CRREO Director Gerald Benjamin said, “Education is government’s most important function. In a time of tax caps, rapid demographic change and declining school enrollments, it is crucial that we seek smart new ways to efficiently and effectively deliver the best possible education for our children in the Hudson Valley.”
Beginning in August, and over the next few months, the study groups will issue additional short policy briefs about issues identified by 2020 Vision participants in order to further discussion about other collaborative potentialities.
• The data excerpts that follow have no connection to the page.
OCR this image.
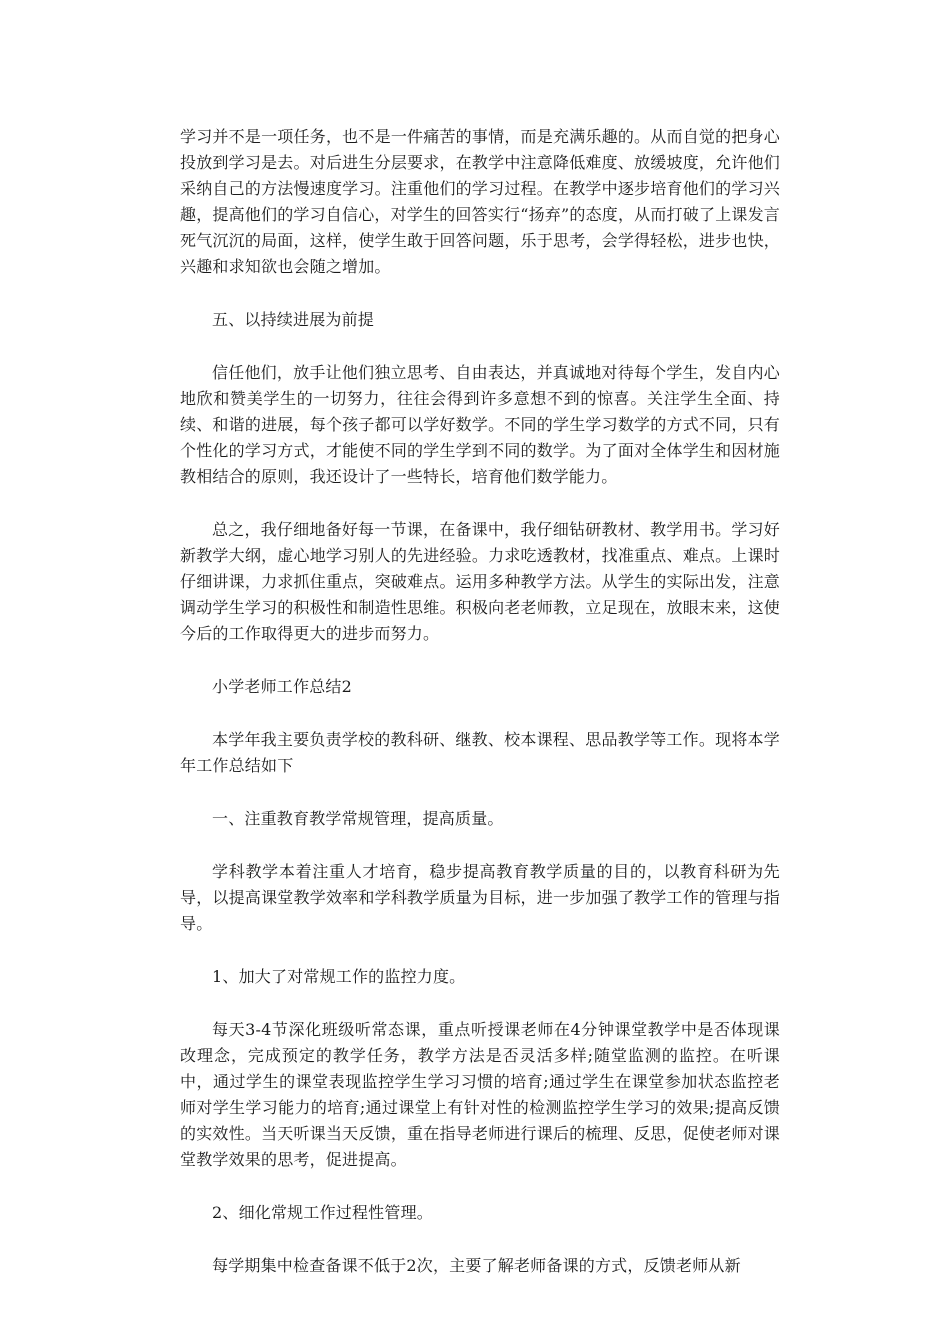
学习并不是一项任务，也不是一件痛苦的事情，而是充满乐趣的。从而自觉的把身心投放到学习是去。对后进生分层要求，在教学中注意降低难度、放缓坡度，允许他们采纳自己的方法慢速度学习。注重他们的学习过程。在教学中逐步培育他们的学习兴趣，提高他们的学习自信心，对学生的回答实行“扬弃”的态度，从而打破了上课发言死气沉沉的局面，这样，使学生敢于回答问题，乐于思考，会学得轻松，进步也快，兴趣和求知欲也会随之增加。

五、以持续进展为前提

信任他们，放手让他们独立思考、自由表达，并真诚地对待每个学生，发自内心地欣和赞美学生的一切努力，往往会得到许多意想不到的惊喜。关注学生全面、持续、和谐的进展，每个孩子都可以学好数学。不同的学生学习数学的方式不同，只有个性化的学习方式，才能使不同的学生学到不同的数学。为了面对全体学生和因材施教相结合的原则，我还设计了一些特长，培育他们数学能力。

总之，我仔细地备好每一节课，在备课中，我仔细钻研教材、教学用书。学习好新教学大纲，虚心地学习别人的先进经验。力求吃透教材，找准重点、难点。上课时仔细讲课，力求抓住重点，突破难点。运用多种教学方法。从学生的实际出发，注意调动学生学习的积极性和制造性思维。积极向老老师教，立足现在，放眼末来，这使今后的工作取得更大的进步而努力。

小学老师工作总结2

本学年我主要负责学校的教科研、继教、校本课程、思品教学等工作。现将本学年工作总结如下

一、注重教育教学常规管理，提高质量。

学科教学本着注重人才培育，稳步提高教育教学质量的目的，以教育科研为先导，以提高课堂教学效率和学科教学质量为目标，进一步加强了教学工作的管理与指导。

1、加大了对常规工作的监控力度。

每天3-4节深化班级听常态课，重点听授课老师在4分钟课堂教学中是否体现课改理念，完成预定的教学任务，教学方法是否灵活多样;随堂监测的监控。在听课中，通过学生的课堂表现监控学生学习习惯的培育;通过学生在课堂参加状态监控老师对学生学习能力的培育;通过课堂上有针对性的检测监控学生学习的效果;提高反馈的实效性。当天听课当天反馈，重在指导老师进行课后的梳理、反思，促使老师对课堂教学效果的思考，促进提高。

2、细化常规工作过程性管理。

每学期集中检查备课不低于2次，主要了解老师备课的方式，反馈老师从新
Participants will then reconvene in December 2014 to discuss these policy briefs and then decide upon whether and how to pursue specific areas of collaboration.
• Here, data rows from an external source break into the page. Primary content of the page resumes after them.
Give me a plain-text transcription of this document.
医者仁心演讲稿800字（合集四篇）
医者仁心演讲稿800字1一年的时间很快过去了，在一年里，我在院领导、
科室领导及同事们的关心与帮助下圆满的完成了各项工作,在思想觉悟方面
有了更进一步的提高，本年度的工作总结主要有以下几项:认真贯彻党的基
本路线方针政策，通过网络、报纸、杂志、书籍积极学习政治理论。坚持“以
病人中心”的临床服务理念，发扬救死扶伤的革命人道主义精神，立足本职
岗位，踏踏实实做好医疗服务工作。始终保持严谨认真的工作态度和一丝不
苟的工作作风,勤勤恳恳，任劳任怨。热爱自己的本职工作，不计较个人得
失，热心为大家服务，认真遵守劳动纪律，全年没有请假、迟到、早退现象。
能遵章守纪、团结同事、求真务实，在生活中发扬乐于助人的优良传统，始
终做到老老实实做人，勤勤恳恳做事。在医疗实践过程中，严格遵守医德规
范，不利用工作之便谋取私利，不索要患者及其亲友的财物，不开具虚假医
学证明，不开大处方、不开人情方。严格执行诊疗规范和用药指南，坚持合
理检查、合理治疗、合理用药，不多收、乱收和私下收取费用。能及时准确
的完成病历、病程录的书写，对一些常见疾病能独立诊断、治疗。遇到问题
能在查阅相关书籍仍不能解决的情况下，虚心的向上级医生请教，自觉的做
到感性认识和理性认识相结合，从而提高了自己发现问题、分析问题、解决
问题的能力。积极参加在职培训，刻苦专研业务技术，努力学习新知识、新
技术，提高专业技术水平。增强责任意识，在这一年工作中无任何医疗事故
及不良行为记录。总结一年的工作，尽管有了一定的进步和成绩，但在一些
If you are interested in being on the mailing list for these policy briefs, please send an email with your address to email@example.com.
CRREO was established in 2007 to further engage the university and its people with communities, governments, not-for-profits, and businesses across our region. CRREO conducts and publicizes research on regional topics; creates and directs select institutes focusing on specific topics of regional interest; connects and partners with local governments, not-for-profits, and businesses to initiate reforms and advocate for best practices; contracts to assess the performance of public and not-for-profit agencies and programs; and works to foster intergovernmental collaboration and community engagement.
About A 2020 Vision for Public Education in Ulster County
A 2020 Vision for Public Education in Ulster County is about providing a framework and vehicle for discussions about countywide collaboration. Rather than piecing our sharing together, service by service, Ulster County school districts are developing a way to think collectively about how to go down this road together. In this way, we can maintain control over the character, shape, and extent of our collaborative efforts.